The concerns raised by New Hampshire’s financial regulators in our story that begins on the front page of this issue are well noted. Beyond that, the Bush administration’s proposal reads more like one of those pork-laden Christmas tree bills of which Congress is so often fond. In other words, there’s something for everyone – and when we say “everyone,” we mean everyone in Mr. Paulson’s neighborhood – Wall Street, where he previously reigned as chairman of Goldman Sachs.

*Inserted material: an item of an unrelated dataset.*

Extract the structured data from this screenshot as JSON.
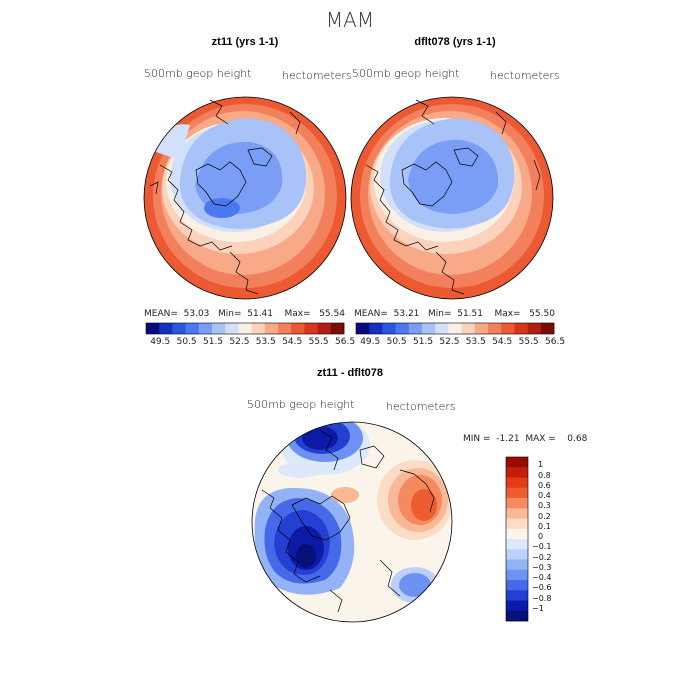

While many in the national media are dutifully referring to the Paulson proposal as a “sweeping overhaul” of our financial regulatory structure, what it really amounts to is a transparent attempt to further deregulate an industry that is sorely in need of being reined in. The subprime crisis and related greed-fueled schemes indulged in by banks and securities companies were in large part a result of an inadequate federal regulatory structure that — apparently by design over the last several years – was left toothless and essentially incapacitated. Federal regulators were unable and unwilling to restrain banks and securities companies, even as it became apparent that their spurious off-books operations and credit default swaps proved to be a house of cards.
Paulson’s proposal does little to address what’s needed: restrictions on the kind of risky, arcane investment schemes that got us where we are today; regulation of the bond-rating agencies, which currently are paid by the banks and securities companies to rate the instruments created by those companies; a federal government more willing to play an aggressive role in keeping greed from infesting our financial system; and an acknowledgement of and appreciation for the job that state financial regulators have been doing in protecting investors, especially when federal regulators have been regularly asleep at the switch.
In the end, the only thing “sweeping” about the Paulson proposal is its eagerness to hide the causes of the current financial crisis under the rug.